Seminar

Text Analytics for Social Data Using DiscoverText & Sifter

Date
Tue January 17th 2017, 12:00am
Event Sponsor
Stanford Institute for Research in the Social Sciences, Stanford University Libraries

Presenter: Stuart W. Shulman

Registration will close the day of the event, 1/17/17.

Three sessions will be offered: 

  • Session A: 10-11:30 a.m.
  • Session B: 1:30-2:50 p.m.
  • Session C: 3:15-4:45 p.m.

Location:

  • All sessions will be held in Green Library, Bing Wing, Social Science Resource Center (SSRC) Seminar Room #121A.

(note that previously there were two locations for the sessions)

About

Participate in this workshop to learn how to build custom machine classifiers for sifting social media data. The topics covered include how to:

  • construct precise social data fetch queries,
  • use Boolean search on resulting archives,
  • filter on metadata or other project attributes,
  • count and set aside duplicates, cluster near-duplicates,
  • crowd source human coding,
  • measure inter-rater reliability,
  • adjudicate coder disagreements, and
  • build high quality word sense and topic disambiguation engines

DiscoverText is designed specifically for collecting and cleaning up messy Twitter and other text data streams. Use basic research measurement tools to improve human and machine performance classifying data over time. The workshop covers how to reach and substantiate inferences using a theoretical and applied model informed by a decade of interdisciplinary, National Science Foundation-funded research into the text classification problem.
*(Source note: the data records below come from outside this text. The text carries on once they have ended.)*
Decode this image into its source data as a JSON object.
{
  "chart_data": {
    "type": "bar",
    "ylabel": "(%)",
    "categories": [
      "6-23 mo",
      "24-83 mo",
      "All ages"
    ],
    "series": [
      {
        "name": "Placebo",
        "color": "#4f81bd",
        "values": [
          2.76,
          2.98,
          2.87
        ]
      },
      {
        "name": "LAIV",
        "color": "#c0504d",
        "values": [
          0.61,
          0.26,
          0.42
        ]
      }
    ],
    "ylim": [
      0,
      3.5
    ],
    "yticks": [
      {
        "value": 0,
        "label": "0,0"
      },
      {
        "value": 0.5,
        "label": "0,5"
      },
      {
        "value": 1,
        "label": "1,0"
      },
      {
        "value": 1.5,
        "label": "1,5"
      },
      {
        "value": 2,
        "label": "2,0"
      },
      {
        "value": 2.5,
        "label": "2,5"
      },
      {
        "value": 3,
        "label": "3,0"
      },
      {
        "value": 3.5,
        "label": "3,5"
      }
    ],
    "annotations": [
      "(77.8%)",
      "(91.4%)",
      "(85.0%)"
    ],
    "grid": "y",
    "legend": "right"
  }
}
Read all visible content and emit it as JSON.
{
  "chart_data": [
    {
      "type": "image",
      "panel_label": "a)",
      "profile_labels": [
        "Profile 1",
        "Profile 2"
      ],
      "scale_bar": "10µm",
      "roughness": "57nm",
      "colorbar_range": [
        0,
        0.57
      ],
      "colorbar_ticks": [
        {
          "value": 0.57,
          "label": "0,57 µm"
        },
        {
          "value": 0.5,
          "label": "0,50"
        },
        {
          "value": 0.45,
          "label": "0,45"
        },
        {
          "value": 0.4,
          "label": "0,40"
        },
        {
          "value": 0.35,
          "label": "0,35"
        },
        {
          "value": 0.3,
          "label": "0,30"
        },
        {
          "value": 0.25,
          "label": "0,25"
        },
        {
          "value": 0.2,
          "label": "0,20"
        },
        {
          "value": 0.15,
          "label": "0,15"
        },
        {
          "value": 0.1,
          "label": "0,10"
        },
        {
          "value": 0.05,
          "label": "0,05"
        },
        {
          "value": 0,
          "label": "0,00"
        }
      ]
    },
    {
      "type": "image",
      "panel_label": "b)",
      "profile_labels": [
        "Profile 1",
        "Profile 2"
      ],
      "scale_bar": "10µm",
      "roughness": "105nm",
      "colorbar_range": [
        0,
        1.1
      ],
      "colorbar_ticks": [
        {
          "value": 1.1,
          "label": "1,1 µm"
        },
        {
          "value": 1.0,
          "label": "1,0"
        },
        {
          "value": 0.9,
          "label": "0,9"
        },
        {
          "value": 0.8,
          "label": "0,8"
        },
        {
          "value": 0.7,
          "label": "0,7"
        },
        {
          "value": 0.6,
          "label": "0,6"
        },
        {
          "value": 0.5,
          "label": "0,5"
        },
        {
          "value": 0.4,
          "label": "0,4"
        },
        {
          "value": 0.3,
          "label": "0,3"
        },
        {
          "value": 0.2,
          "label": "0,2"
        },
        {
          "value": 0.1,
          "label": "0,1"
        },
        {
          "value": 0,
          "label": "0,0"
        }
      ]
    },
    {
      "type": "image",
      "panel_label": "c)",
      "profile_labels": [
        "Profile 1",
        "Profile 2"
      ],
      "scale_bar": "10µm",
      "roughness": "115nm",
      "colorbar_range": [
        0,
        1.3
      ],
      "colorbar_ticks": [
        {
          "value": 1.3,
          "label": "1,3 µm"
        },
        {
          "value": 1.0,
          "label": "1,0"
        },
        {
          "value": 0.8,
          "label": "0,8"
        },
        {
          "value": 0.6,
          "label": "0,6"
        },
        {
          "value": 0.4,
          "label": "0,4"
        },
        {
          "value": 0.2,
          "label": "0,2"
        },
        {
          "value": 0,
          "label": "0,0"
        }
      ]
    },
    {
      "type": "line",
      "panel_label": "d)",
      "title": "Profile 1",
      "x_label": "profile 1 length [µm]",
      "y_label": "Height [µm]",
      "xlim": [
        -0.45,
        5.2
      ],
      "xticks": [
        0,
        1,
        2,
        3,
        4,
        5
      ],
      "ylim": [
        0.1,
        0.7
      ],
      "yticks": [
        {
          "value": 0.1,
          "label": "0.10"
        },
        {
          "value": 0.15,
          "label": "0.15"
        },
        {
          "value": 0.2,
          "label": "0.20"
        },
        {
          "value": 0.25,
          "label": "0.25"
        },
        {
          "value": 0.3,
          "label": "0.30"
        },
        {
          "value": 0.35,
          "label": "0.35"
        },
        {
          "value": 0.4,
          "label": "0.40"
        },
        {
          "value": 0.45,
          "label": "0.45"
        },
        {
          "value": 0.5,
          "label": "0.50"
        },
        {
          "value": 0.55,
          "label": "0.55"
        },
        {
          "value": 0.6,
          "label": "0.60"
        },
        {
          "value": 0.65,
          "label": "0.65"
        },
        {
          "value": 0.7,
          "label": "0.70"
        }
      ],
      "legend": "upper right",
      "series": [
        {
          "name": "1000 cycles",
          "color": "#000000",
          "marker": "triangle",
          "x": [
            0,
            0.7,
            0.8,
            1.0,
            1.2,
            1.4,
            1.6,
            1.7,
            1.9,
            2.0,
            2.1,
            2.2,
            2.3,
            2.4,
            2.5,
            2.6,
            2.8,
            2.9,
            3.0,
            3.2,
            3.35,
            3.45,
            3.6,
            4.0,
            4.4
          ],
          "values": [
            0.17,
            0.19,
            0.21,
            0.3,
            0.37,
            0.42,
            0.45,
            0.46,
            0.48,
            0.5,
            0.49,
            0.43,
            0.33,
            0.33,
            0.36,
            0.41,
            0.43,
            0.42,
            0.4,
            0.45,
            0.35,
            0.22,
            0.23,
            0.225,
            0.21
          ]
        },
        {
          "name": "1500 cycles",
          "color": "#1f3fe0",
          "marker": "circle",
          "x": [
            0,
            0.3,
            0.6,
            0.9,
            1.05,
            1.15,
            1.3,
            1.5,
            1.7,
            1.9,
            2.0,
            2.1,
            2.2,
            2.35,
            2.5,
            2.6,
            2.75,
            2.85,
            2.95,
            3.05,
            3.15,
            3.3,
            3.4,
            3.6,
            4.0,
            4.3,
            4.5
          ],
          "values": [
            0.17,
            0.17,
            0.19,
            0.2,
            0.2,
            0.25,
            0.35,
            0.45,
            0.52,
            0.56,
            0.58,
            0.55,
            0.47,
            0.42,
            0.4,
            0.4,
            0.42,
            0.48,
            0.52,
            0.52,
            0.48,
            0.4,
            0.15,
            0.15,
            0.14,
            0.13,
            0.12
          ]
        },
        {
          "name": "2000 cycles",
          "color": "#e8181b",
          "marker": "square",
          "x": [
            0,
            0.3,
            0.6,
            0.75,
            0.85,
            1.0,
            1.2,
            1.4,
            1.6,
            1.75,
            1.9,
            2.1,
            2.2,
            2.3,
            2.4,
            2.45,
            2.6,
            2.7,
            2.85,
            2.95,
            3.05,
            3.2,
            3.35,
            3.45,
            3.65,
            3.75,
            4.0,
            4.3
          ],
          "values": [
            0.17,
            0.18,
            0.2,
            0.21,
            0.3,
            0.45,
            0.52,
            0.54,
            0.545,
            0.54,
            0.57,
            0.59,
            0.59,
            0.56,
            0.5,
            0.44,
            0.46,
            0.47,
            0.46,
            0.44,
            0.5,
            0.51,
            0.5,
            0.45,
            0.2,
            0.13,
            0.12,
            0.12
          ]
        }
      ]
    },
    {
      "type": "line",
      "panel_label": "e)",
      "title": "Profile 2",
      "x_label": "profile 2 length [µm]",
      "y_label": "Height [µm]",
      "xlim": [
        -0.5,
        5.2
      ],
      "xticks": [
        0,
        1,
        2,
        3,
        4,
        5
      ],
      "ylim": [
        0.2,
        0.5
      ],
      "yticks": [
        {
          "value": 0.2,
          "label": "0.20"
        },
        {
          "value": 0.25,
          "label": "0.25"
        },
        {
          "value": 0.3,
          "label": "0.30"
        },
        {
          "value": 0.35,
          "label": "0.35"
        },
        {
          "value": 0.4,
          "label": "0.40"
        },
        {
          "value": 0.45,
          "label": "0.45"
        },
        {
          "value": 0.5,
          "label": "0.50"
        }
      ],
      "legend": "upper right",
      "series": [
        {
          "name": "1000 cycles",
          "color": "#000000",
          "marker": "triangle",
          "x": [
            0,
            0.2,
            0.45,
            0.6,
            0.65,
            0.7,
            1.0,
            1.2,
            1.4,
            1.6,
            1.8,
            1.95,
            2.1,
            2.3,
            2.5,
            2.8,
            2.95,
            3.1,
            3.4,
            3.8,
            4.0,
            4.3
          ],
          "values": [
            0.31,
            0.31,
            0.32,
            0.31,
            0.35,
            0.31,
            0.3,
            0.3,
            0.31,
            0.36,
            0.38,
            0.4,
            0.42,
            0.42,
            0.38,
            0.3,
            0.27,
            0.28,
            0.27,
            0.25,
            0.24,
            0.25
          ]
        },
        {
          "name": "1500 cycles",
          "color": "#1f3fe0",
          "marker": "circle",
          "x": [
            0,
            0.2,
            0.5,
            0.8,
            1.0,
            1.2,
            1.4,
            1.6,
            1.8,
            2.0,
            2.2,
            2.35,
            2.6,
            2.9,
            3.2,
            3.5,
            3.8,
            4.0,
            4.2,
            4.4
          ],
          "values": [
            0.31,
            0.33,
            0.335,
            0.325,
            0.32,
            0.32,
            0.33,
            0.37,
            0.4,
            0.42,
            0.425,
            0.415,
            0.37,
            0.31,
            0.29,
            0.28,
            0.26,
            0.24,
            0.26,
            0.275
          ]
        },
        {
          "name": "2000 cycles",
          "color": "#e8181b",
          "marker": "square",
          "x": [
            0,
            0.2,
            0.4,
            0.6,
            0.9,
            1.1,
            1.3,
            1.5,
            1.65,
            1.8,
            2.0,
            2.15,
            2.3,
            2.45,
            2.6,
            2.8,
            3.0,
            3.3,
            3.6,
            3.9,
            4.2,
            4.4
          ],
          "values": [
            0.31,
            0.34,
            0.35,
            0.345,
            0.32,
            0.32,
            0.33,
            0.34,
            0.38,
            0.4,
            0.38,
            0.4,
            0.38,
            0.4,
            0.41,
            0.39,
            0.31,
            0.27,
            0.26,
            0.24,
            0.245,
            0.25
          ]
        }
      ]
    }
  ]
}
Participants will learn how to apply “CoderRank” in machine-learning. Just as Google said not all web pages are created equal, links on some pages rank higher than others, Dr. Shulman argues not all human coders are created equal; the accuracy of observations by some coders on any task invariably rank higher than others. The major idea of the workshop is that when training machines for text analysis, greater reliance should be placed on the input of those humans most likely to create a valid observation. Texifter proposed a unique way to recursively validate, measure, and rank humans on trust and knowledge vectors, and called it CoderRank.

Bio

Dr. Stuart W. Shulman is founder & CEO of Texifter.  He was a Research Associate Professor of Political Science at the University of Massachusetts Amherst and the founding Director of the Qualitative Data Analysis Program (QDAP) at the University of Pittsburgh and at UMass Amherst. Dr. Shulman is Editor Emeritus of the Journal of Information Technology & Politics, the official journal of Information Technology & Politics section of the American Political Science Association.